All of baseball’s nuance disappears when Ortiz hits. He tries to do only one thing: send the pitch over the wall. He’s good enough at this that his appearances over the course of a game amount to seismic events. Things can look entirely different after Ortiz has done his work than they did before. Deficits turn to leads, close games to blowouts, worry to celebration.

Even the most casual baseball fans, the kind who tune in only when the weather cools and the games take on extra drama, are familiar with Ortiz. Over the years, his output has been not only timely but also remarkably photogenic. In a 2004 postseason game against the Yankees, facing elimination, he clubbed a game-winning home run and pointed to the delirious Boston crowd before pumping his fist in jubilation. In a 2013 postseason game, another Ortiz homer sent the Detroit outfielder Torii Hunter toppling headfirst over the outfield wall in pursuit, his splayed legs mirrored by the uplifted arms of the Boston police officer celebrating a few feet behind him. In recent years, he’s taken to watching his blasts for a moment before tossing his bat away and starting his leisurely jog around the bases, a bit of hamming that might get a player with less accumulated respect a fastball to the ribs his next time up.
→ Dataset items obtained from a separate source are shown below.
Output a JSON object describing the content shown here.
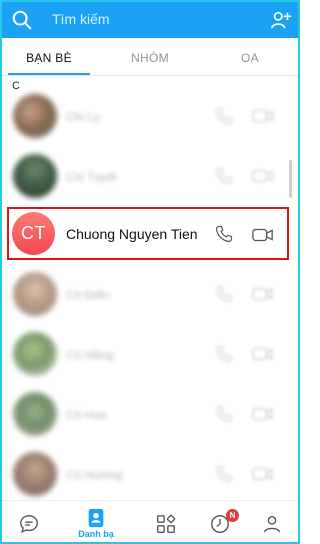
{
  "header": {
    "search_placeholder": "Tìm kiếm"
  },
  "tabs": [
    {
      "label": "BẠN BÈ",
      "active": true
    },
    {
      "label": "NHÓM",
      "active": false
    },
    {
      "label": "OA",
      "active": false
    }
  ],
  "section_letter": "C",
  "contacts": [
    {
      "name": "Chi Ly",
      "blurred": true
    },
    {
      "name": "Chi Tuyết",
      "blurred": true
    },
    {
      "name": "Chuong Nguyen Tien",
      "initials": "CT",
      "blurred": false,
      "highlighted": true
    },
    {
      "name": "Cô Điển",
      "blurred": true
    },
    {
      "name": "Cô Hằng",
      "blurred": true
    },
    {
      "name": "Cô Hoa",
      "blurred": true
    },
    {
      "name": "Cô Hường",
      "blurred": true
    }
  ],
  "bottom_nav": {
    "contacts_label": "Danh bạ",
    "timeline_badge": "N"
  },
  "colors": {
    "brand": "#1aa3f5",
    "highlight": "#d7151b",
    "avatar_ct": "#f04a52"
  }
}
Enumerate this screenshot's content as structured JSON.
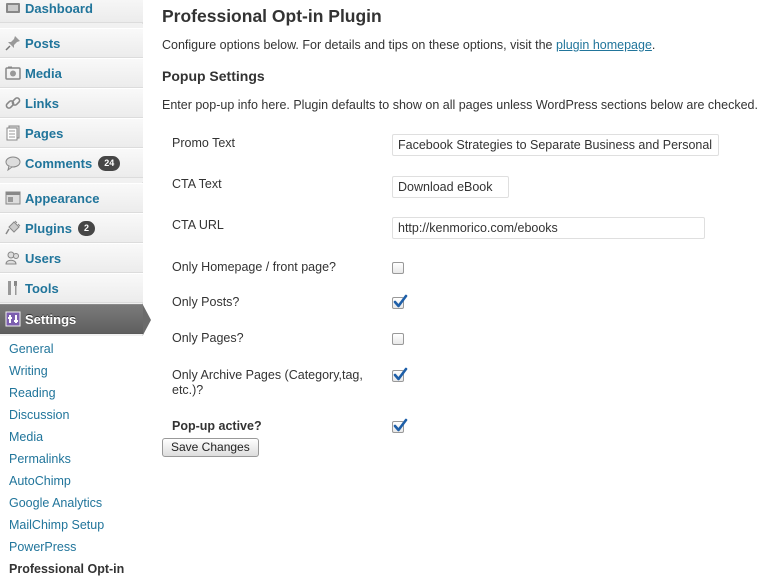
{
  "sidebar": {
    "menu": [
      {
        "label": "Dashboard",
        "icon": "dashboard-icon"
      },
      {
        "label": "Posts",
        "icon": "pin-icon"
      },
      {
        "label": "Media",
        "icon": "media-icon"
      },
      {
        "label": "Links",
        "icon": "link-icon"
      },
      {
        "label": "Pages",
        "icon": "pages-icon"
      },
      {
        "label": "Comments",
        "icon": "comment-icon",
        "badge": "24"
      },
      {
        "label": "Appearance",
        "icon": "appearance-icon"
      },
      {
        "label": "Plugins",
        "icon": "plugin-icon",
        "badge": "2"
      },
      {
        "label": "Users",
        "icon": "users-icon"
      },
      {
        "label": "Tools",
        "icon": "tools-icon"
      },
      {
        "label": "Settings",
        "icon": "settings-icon"
      }
    ],
    "submenu": [
      "General",
      "Writing",
      "Reading",
      "Discussion",
      "Media",
      "Permalinks",
      "AutoChimp",
      "Google Analytics",
      "MailChimp Setup",
      "PowerPress",
      "Professional Opt-in"
    ]
  },
  "main": {
    "title": "Professional Opt-in Plugin",
    "intro_text": "Configure options below. For details and tips on these options, visit the",
    "intro_link": "plugin homepage",
    "intro_end": ".",
    "section_title": "Popup Settings",
    "section_desc": "Enter pop-up info here. Plugin defaults to show on all pages unless WordPress sections below are checked.",
    "promo_label": "Promo Text",
    "promo_value": "Facebook Strategies to Separate Business and Personal",
    "cta_text_label": "CTA Text",
    "cta_text_value": "Download eBook",
    "cta_url_label": "CTA URL",
    "cta_url_value": "http://kenmorico.com/ebooks",
    "only_home_label": "Only Homepage / front page?",
    "only_home_checked": false,
    "only_posts_label": "Only Posts?",
    "only_posts_checked": true,
    "only_pages_label": "Only Pages?",
    "only_pages_checked": false,
    "only_archive_label_1": "Only Archive Pages (Category,tag,",
    "only_archive_label_2": "etc.)?",
    "only_archive_checked": true,
    "popup_active_label": "Pop-up active?",
    "popup_active_checked": true,
    "save_label": "Save Changes"
  },
  "colors": {
    "link": "#21759b",
    "sidebar_bg": "#f1f1f1",
    "current_menu": "#6b6b6b",
    "check": "#1e5fa8"
  }
}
All of this is to say that Ortiz has an incredible knack not only for the craft of baseball but also for its element of narrative and performance. A designated hitter sees less field time than almost any other player—four or five trips to the plate, no every-inning jog out to a defensive position—but when Ortiz appears he becomes the unquestioned focus of attention. Eyes track him from the moment he emerges from the dugout, whether he’s loosening up or batting or trading expressive pleasantries with the opposing second baseman. When the Red Sox played their first home game after the 2013 Boston Marathon bombing, there was no question who would act as master of ceremonies. Ortiz took a microphone and addressed the crowd with an off-the-cuff expletive more potent than anything a public-relations official could have scripted: “This is our fucking city!”

On the field, the Red Sox are giving Ortiz the best send-off he could ask for. They are World Series contenders, a team patterned after their leader’s outsized approach. They boast baseball’s best offense, full of power threats at every spot in the batting order, and have a pleasing generational element. Mookie Betts, Boston’s young starburst of an outfielder, speaks of his debt to Ortiz, who told him during struggles “to just trust your ability and have fun.” It’s easy to imagine the man they call “Big Papi” tipping his enormous cap to a Fenway Park crowd in November, having just won his fourth World Series championship in his last run.

Given the heady atmosphere of the moment, it seems impossible that Ortiz’s baseball afterlife will involve anything other than good memories, but take a wider view and strife starts to look inevitable. In 2021, when he becomes eligible for Hall of Fame consideration, Ortiz will undergo the process already familiar to so many stars of the late-20th and early-21st centuries. One group of voters will argue that his performance-enhancing drug sins, such as they were, were not so different than the ballplayers of yesteryear swallowing amphetamines to stay alert or doctoring baseballs with Vaseline and nail files. Another will hold to an absolute and unbending “no-steroid” standard, even in Ortiz’s nebulous case. He may well fall short of the threshold required for induction, at which point he’ll join many of the best players of his time: undeniably accomplished on the field but barred by the arbiters of the sport’s official memory.

In the past, this practice rankled some fans on intellectual grounds—what, after all, is a museum dedicated to baseball’s history without Barry Bonds, the all-time home-run leader, or Roger Clemens, one of the greatest pitchers who ever lived?—but Ortiz’s case will be more emotional, if only because he may have been the most plainly emotional player of his time. A generation of baseball fans has watched him in the biggest moments, in the most important games, late at night and late in the season. He helped his team break an 86-year title drought and then, nine years later, win its third in short succession, with a galvanizing speech to a wounded city in between. Whenever he has stepped on the field, he’s given a sometimes stodgy game a sense of uncut fun, of release from ceremony.

Right now, Ortiz’s peers and rivals are thanking him. A few years on, writers will argue over him. Supposedly, that arguing will be in the service of the game, with the goal of honoring those who exemplified its noblest qualities. With Ortiz as the new subject of this old debate, though, fans who watched his long, brilliant, almost scripted career will be left to wonder why the game’s historians focus on a lone and disputed incident of trouble, when all they remember is joy.